Puis l'on repart sur In Between, avec son solo de malade à l'orgue. Ça part dans tous les sens et c'est Erik qui donne le signal de la fin en levant une main, tout en continuant à jouer. Tout à la fois partie et chef d'orchestre. Puis cela va être au tour de Marcello de faire son show ... Tant et si bien que le public ne peut s'empêcher d'applaudir en plein milieu de morceau. Truffaz, lui, est à la limite du déséquilibre. La musique l'habite totalement, comme si elle avait un réel pouvoir de possession à la fois sur les musiciens et sur l'auditoire. Alors, vous imaginez l'état de grâce qui emplie l'atmosphère quand une série de lucioles (faites de bougies flottant dans de petits sacs de papier) traverse le ciel au dessus de nos têtes.



Les morceaux, plus sublimes les uns que les autres vont se succéder : Les gens du Voyage, La Chanson d'Hélène (extraite du film Les Choses de La Vie de Claude Sautet) interprétée à l'origine par Romy Schneider & Michel Piccoli ... Toutes ces musiques, ces chants sans paroles, parlent, nous parlent. C'est très particulier cette sensation qu'on vous murmure des choses à l'oreille, directement dans votre cerveau même. On est emporté et notre esprit quitte tout contrôle. C'est véritablement la magie des notes.

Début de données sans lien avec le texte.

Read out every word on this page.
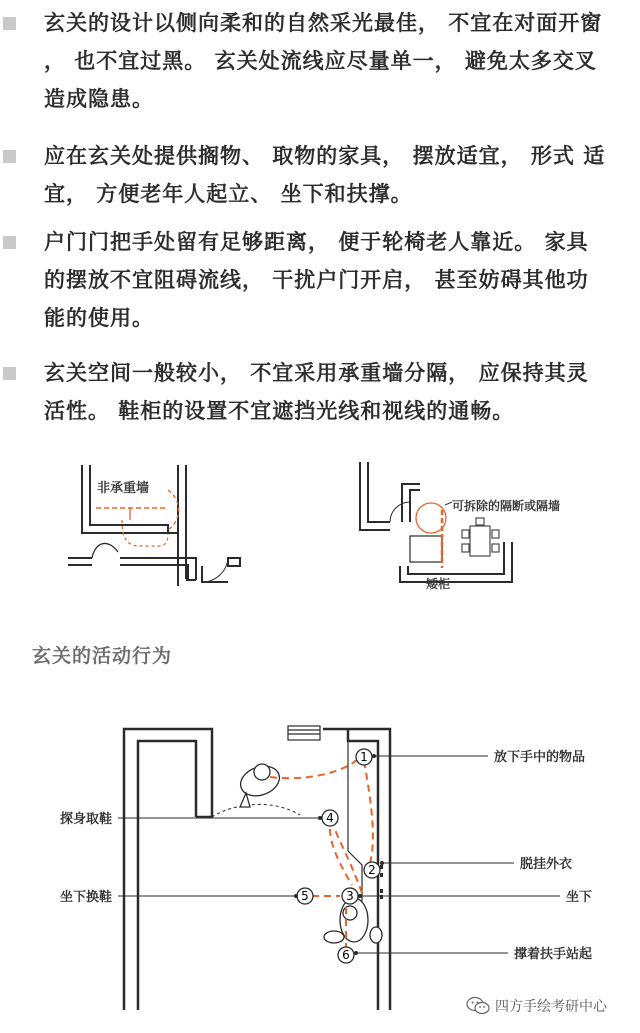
玄关的设计以侧向柔和的自然采光最佳， 不宜在对面开窗 ， 也不宜过黑。 玄关处流线应尽量单一， 避免太多交叉 造成隐患。
应在玄关处提供搁物、 取物的家具， 摆放适宜， 形式 适宜， 方便老年人起立、 坐下和扶撑。
户门门把手处留有足够距离， 便于轮椅老人靠近。 家具 的摆放不宜阻碍流线， 干扰户门开启， 甚至妨碍其他功 能的使用。
玄关空间一般较小， 不宜采用承重墙分隔， 应保持其灵 活性。 鞋柜的设置不宜遮挡光线和视线的通畅。
非承重墙
可拆除的隔断或隔墙
矮柜
玄关的活动行为
1
2
3
4
5
6
放下手中的物品
探身取鞋
脱挂外衣
坐下换鞋	坐下
撑着扶手站起
四方手绘考研中心
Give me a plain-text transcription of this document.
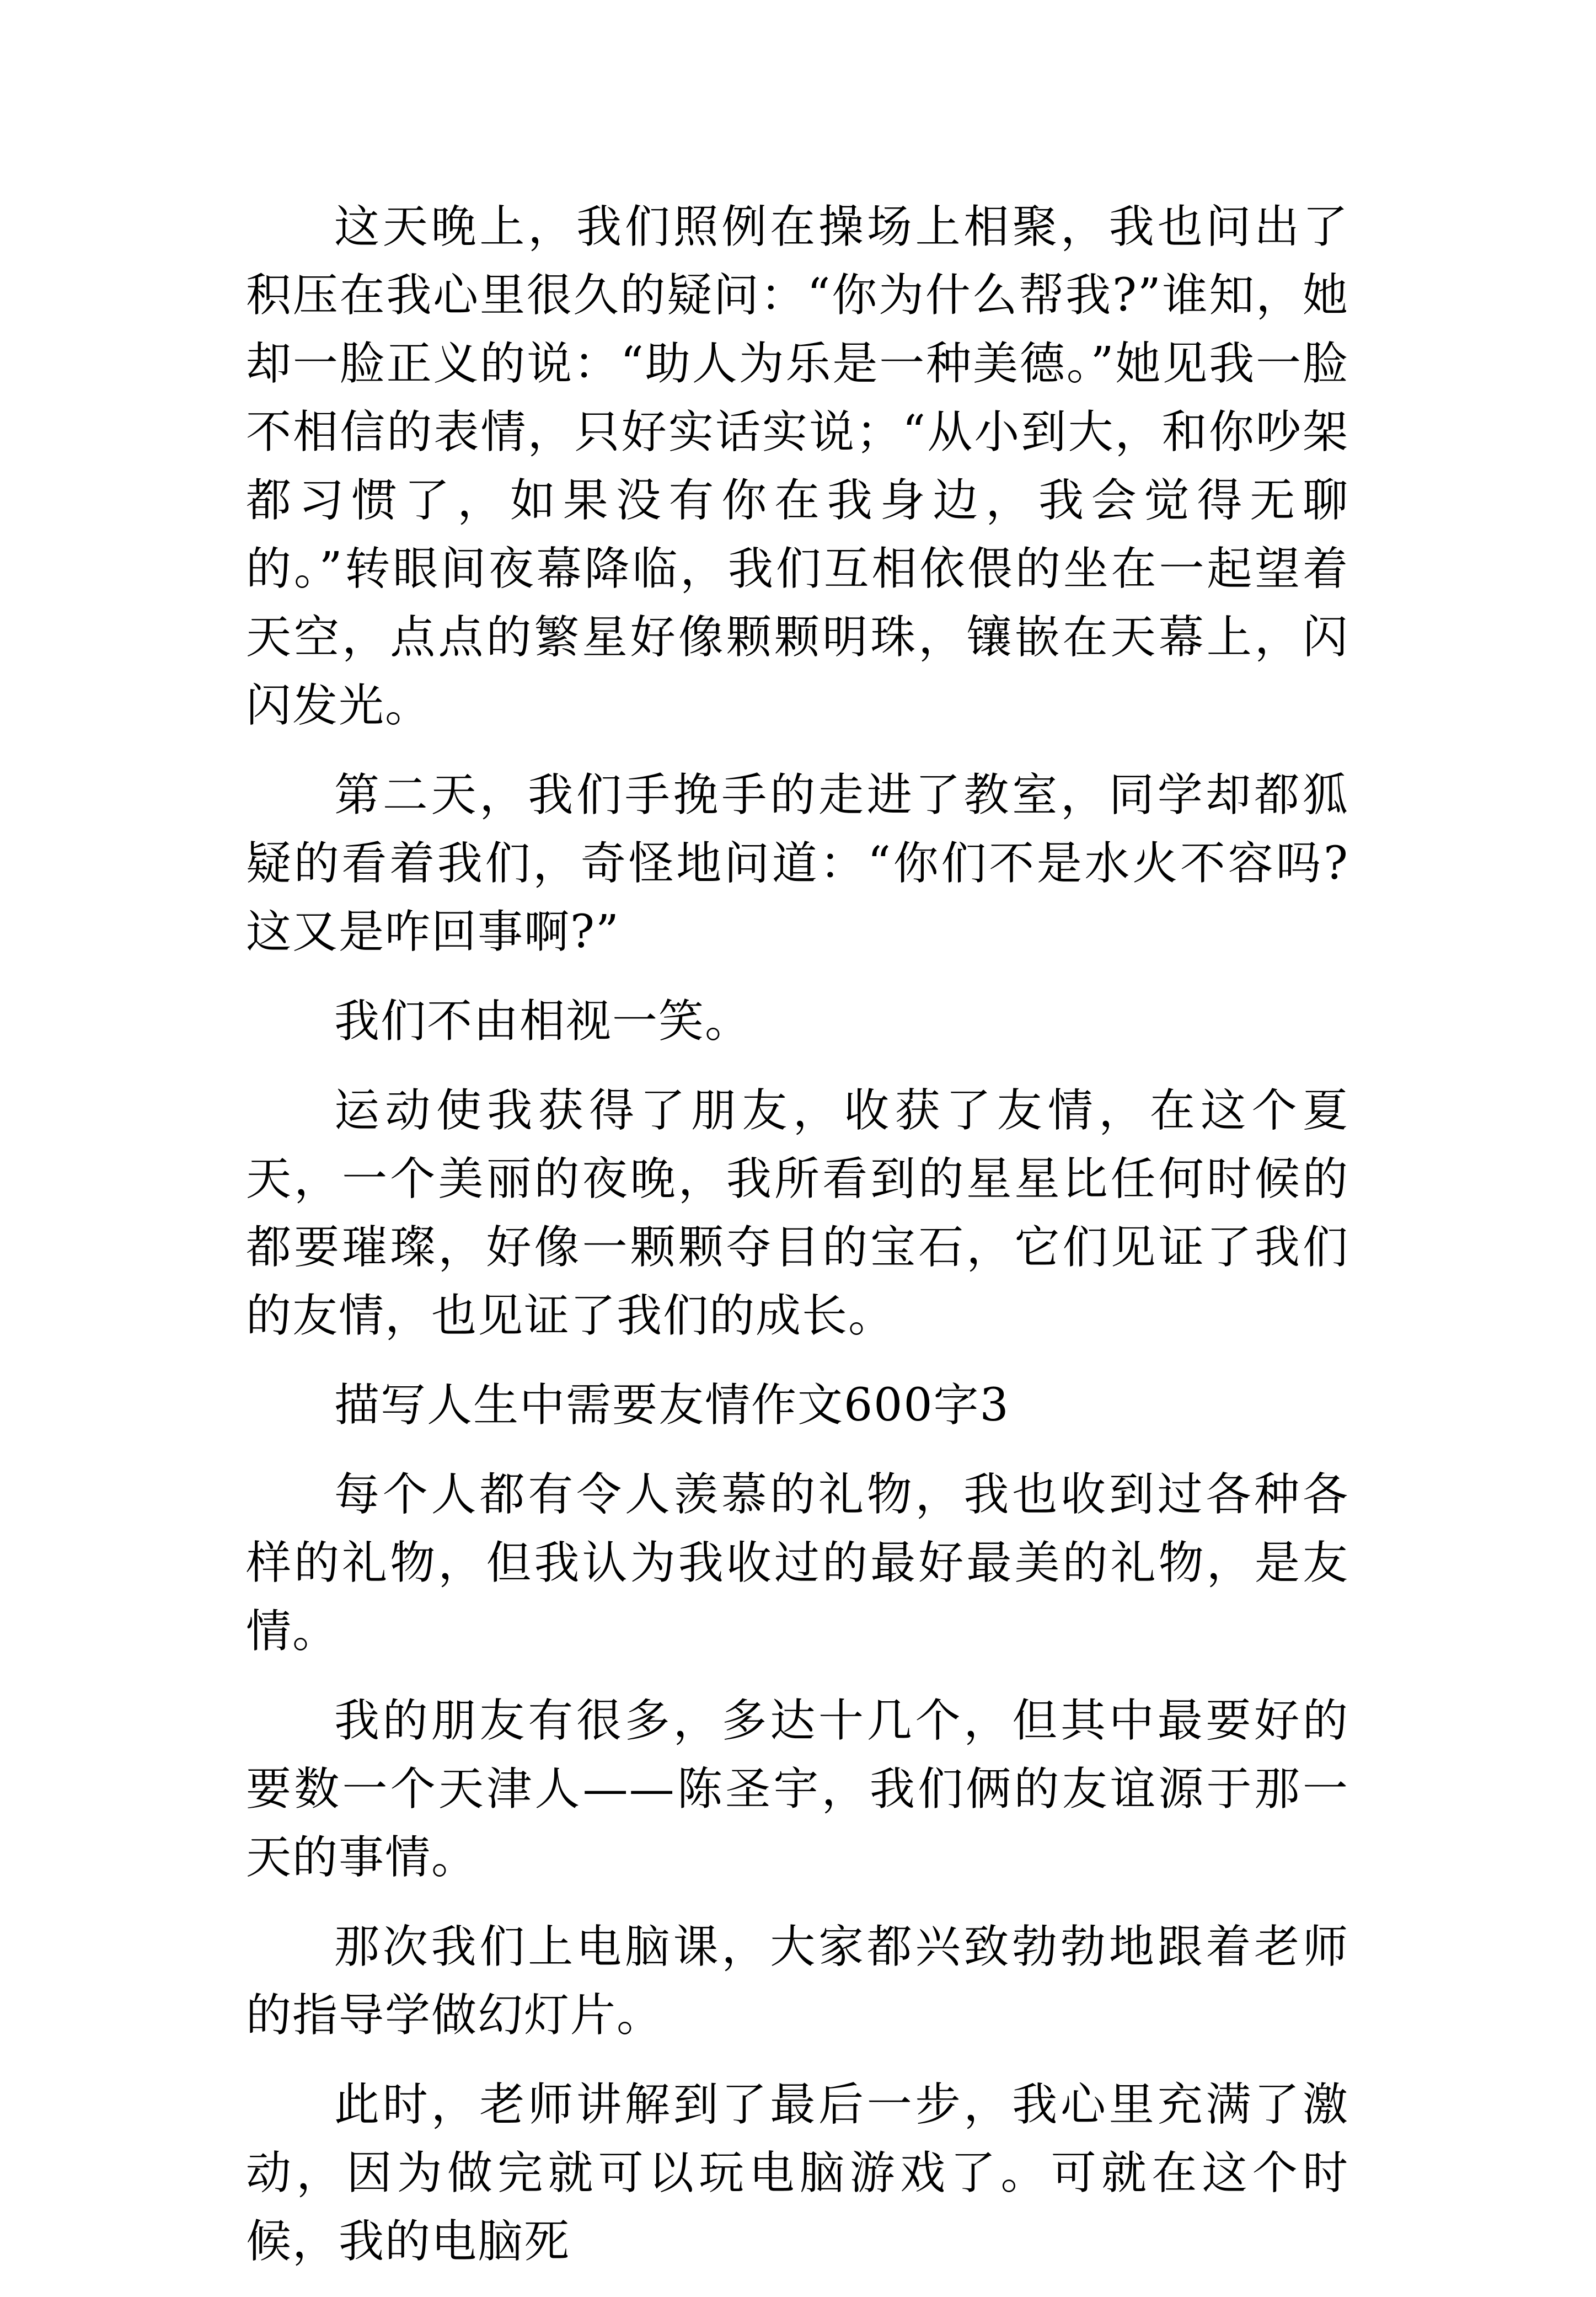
这天晚上，我们照例在操场上相聚，我也问出了积压在我心里很久的疑问：“你为什么帮我?”谁知，她却一脸正义的说：“助人为乐是一种美德。”她见我一脸不相信的表情，只好实话实说；“从小到大，和你吵架都习惯了，如果没有你在我身边，我会觉得无聊的。”转眼间夜幕降临，我们互相依偎的坐在一起望着天空，点点的繁星好像颗颗明珠，镶嵌在天幕上，闪闪发光。

第二天，我们手挽手的走进了教室，同学却都狐疑的看着我们，奇怪地问道：“你们不是水火不容吗?这又是咋回事啊?”

我们不由相视一笑。

运动使我获得了朋友，收获了友情，在这个夏天，一个美丽的夜晚，我所看到的星星比任何时候的都要璀璨，好像一颗颗夺目的宝石，它们见证了我们的友情，也见证了我们的成长。

描写人生中需要友情作文600字3

每个人都有令人羡慕的礼物，我也收到过各种各样的礼物，但我认为我收过的最好最美的礼物，是友情。

我的朋友有很多，多达十几个，但其中最要好的要数一个天津人——陈圣宇，我们俩的友谊源于那一天的事情。

那次我们上电脑课，大家都兴致勃勃地跟着老师的指导学做幻灯片。

此时，老师讲解到了最后一步，我心里充满了激动，因为做完就可以玩电脑游戏了。可就在这个时候，我的电脑死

Et, en plus, tout cela semble être réalisé sans le moindre effort, comme coulant de source, avec grâce, naturel et simplicité.

Après la fin du set principal, ils vont revenir pour deux dernier morceaux.
Pour le premier rappel, Marcello va partir à fond et comme toujours, il a l'air de prendre autant de plaisir à jouer, que nous à l'écouter. Quand à Benoît, il va nous offrir une session de malade, ne tenant même plus en place sur son siège, changeant de clavier et faisant son show sous les bravos d'un public complètement électrisé, sous le regard bienveillant d'un Truffaz, sourire aux lèvres.



La fin sera de toute beauté, comme le reste, avec une note tenue qui va sembler pourvoir restée ainsi suspendue, hors du temps, pour la nuit durant.